Google Translate’s New Tool To Get Rid Of Gender Bias In Translations Is Kind Of A Big Deal
Google is working to make the web more gender equitable by reducing the gender bias on Google Translate, engadget reports. On Dec. 6, Google announced that its Google Translate service will stop defaulting to the masculine option for some languages, says engadget, offering both a masculine and feminine translation when either are available. The new feature is currently only available when translating English to French, Italian, Portuguese, or Spanish, and when translating from Turkish to English, according to engadget.
Previously, Google Translate used machine learning to provide translations, and that often “inadvertently” resulted in a gender-biased translation, James Kuczmarski, Google Translate product manager, said in a blog post. So words like “strong” or “doctor” would receive masculine translations, said Kuczmarski, while words like “nurse” or “beautiful” would receive feminine translations, even though both masculine and feminine translations exist. With the new Google Translate feature, you’ll get both translations, according to Kuczmarski, like if you type “o bir doktor” in Turkish, you’ll get “she is a doctor” and “he is a doctor” instead of just the masculine translation.
This isn’t the first move Google has made to make their products more gender neutral. In November, Google stopped predicting people’s genders in its Smart Compose tool in Gmail, according to Cnet. Google decided to make the change after one of its research scientists typed, “I am meeting an investor next week,” says Cnet, and Smart Compose suggested, “Do you want to meet him?” Google’s Paul Lambert told Cnet that was the kind of gender bias Google simply did not want to see in its AI, so they eliminated gender predictions from the tool.

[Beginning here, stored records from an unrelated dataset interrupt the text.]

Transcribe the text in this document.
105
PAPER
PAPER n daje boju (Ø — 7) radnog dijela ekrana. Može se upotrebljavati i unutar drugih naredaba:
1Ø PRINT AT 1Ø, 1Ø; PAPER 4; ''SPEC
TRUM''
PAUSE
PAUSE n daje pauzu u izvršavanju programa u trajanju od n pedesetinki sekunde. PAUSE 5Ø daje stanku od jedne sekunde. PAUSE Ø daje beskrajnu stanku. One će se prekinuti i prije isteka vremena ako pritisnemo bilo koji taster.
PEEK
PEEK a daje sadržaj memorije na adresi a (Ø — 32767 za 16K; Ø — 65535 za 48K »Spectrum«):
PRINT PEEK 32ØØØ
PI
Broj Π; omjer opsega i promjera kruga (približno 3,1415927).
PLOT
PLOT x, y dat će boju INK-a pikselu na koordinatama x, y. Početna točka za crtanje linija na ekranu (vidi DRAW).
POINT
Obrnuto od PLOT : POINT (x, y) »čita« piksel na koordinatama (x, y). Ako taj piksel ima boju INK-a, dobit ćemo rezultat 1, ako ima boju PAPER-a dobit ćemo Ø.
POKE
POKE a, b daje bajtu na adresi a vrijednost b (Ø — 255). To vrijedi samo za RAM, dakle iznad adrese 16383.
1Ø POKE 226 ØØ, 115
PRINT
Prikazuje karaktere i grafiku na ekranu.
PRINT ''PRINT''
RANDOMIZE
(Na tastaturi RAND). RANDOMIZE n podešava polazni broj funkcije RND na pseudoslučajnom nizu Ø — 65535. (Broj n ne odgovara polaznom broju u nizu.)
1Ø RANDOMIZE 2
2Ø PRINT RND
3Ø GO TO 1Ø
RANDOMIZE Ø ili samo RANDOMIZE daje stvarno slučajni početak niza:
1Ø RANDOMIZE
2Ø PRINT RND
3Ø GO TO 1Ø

What might seem like a minor change to an everyday tool is actually a major move toward gender equity. The way people use language is one of the most powerful ways gender discrimination is perpetrated, according to the Oxford Research Encyclopedia of Communication. Masculine terms are often used as a neutral to refer to men, women, and nonbinary people, says the Oxford Research Encyclopedia of Communication, essentially rendering women and nonbinary people invisible. And, according to the Oxford Research Encyclopedia of Communication, the language people use affects the way they think about groups of people. So the more people use language that exacerbates gender-based stereotypes, the stronger those stereotypes become.
According to the Annals of Surgery, there’s a growing body of evidence that shows when societies use gendered language consistently, they exhibit greater gender inequality overall than societies that use gender-neutral language. That’s because the way people use language can affect their implicit biases, says Annals of Surgery, which are the unconscious beliefs and attitudes they have about gender. That’s why using gender-neutral language is so crucial to reduce instances of gender discrimination and stereotyping.
The new Google Translate feature will be available in other languages in the future, as well as the Android an iOS apps, FastCompany reports. But Google isn’t done dreaming up new features to reduce gender bias, says FastCompany; the company is also looking into query auto-complete and how to address nonbinary translation queries.
It's encouraging to see Google include nonbinary folks in their pursuit of gender equity on the web. Inclusion of feminine translations is a great first step, but it's just a very small step. The world is waiting for technology to catch up, and it really is about darn time.